LES SEPT JOURNÉES DE LA REINE DE NAVARRE

320,00

François FLAMENG

Librairie des Bibliophiles – JOUAUST

Planches à l'eau-forte par François FLAMENG

Librairie des Bibliophiles - Jouaust, 1872

Belle reliure demi-maroquin marron à coins signée BLANCHETIÈRE
Dos mosaïqué
Tête dorée
Couvertures et dos conservés
Intérieur impeccable

4 volumes in-12° – 160 + 91 + 136 + 95 pages + 56 pages pour la huitième journée
Dimensions : 115 x 175

Les nouvelles traitent de cas mémorables, le terme étant applicable à tout accident digne d’être retenu, « que ce soit une galante aventure de François Ier (nouvelle 25) ou le tragique d’un double inceste (nouvelle 30) »L’amour est le sujet principal.

Il serait réducteur de s’en tenir aux histoires de personnages infidèles ou lubriques racontés par les devisants, aux histoires d’amour charnel, de tromperie et de malice qui ont pu étonner de la part d’une princesse et d’une femme de foi. La Croix du Maine, dans le deuxième tome de ses Bibliothèques françoises, déclare qu’il n’arrive pas à croire que la reine de Navarre ait pu écrire des histoires si licencieuses : « Je ne sais si la-dite Princesse a composé ledit Livre, d’autant qu’il est plein de propos assez hardis, et de mots chatouilleux ».

Parmi les histoires grivoises, celles qui impliquent des moines et de prêtres débauchés – avec une présence quasi-obsessionnelle des cordeliers (franciscains) – témoignent non seulement de l’anticléricalisme médiéval et d’un contexte historique précis, mais également de la pensée évangélique de Marguerite.

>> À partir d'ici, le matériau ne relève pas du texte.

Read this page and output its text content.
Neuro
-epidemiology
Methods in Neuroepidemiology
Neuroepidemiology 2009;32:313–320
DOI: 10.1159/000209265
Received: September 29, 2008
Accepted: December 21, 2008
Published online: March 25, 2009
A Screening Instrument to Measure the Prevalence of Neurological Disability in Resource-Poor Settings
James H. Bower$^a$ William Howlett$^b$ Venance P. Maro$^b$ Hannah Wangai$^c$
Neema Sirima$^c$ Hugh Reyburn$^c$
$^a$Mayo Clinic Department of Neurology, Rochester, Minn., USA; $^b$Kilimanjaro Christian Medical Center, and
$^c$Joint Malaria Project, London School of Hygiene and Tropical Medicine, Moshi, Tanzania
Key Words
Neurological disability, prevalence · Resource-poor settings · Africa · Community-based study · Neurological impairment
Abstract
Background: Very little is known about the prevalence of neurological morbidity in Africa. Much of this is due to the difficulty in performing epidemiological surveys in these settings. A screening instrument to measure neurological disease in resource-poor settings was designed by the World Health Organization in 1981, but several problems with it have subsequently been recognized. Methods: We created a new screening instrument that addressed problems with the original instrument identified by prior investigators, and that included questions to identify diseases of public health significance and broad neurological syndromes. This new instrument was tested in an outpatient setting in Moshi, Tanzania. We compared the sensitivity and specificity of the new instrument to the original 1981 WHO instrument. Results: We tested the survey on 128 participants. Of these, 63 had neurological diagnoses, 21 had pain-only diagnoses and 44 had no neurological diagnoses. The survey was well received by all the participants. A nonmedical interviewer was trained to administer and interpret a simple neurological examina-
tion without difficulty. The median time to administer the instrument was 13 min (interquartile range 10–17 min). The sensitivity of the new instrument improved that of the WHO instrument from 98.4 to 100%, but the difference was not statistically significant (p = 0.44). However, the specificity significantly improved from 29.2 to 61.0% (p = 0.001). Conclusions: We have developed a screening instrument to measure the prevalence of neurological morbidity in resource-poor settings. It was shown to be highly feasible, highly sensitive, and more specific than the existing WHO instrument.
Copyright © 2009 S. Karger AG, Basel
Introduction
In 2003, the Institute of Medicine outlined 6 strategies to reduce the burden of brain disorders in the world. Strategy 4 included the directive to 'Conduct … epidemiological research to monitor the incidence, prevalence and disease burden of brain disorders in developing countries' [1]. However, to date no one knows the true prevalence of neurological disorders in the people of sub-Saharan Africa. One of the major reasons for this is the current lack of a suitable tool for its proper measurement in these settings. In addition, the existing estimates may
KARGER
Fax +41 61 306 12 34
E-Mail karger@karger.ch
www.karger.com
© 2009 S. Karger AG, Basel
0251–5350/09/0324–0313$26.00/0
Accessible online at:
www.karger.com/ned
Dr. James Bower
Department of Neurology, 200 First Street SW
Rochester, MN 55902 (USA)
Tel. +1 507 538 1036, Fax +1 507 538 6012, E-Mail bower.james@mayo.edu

Si Marguerite partage avec Boccace cette condamnation des abus au sein de l’Église, du mal agir, mais aussi du mal croire (voir, par exemple, la cinquième nouvelle, dans laquelle est raconté le sort de deux cordeliers qui voulaient violer une jeune batelière, avec une allusion à la métaphore de l’Église comme barque du salut), elle est innovatrice dans l’inclusion du célèbre débat sur le parfait amant.

François Flameng (1856-1923) : Il fut tout d’abord l’élève de son père, le graveur et peintre Léopold Flameng, avant d’être celui d’Alexandre Cabanel puis de Jean-Paul Laurens. Il est l’auteur de nombreux tableaux d’histoire et de portraits mondains qui lui apportèrent la notoriété. Il a composé pour la Sorbonne une suite de six grandes scènes décoratives retraçant l’histoire de l’Université de Paris. Il réalisa aussi les décorations murales du Palais de justice de Paris et, en partie, de l’Opéra-Comique.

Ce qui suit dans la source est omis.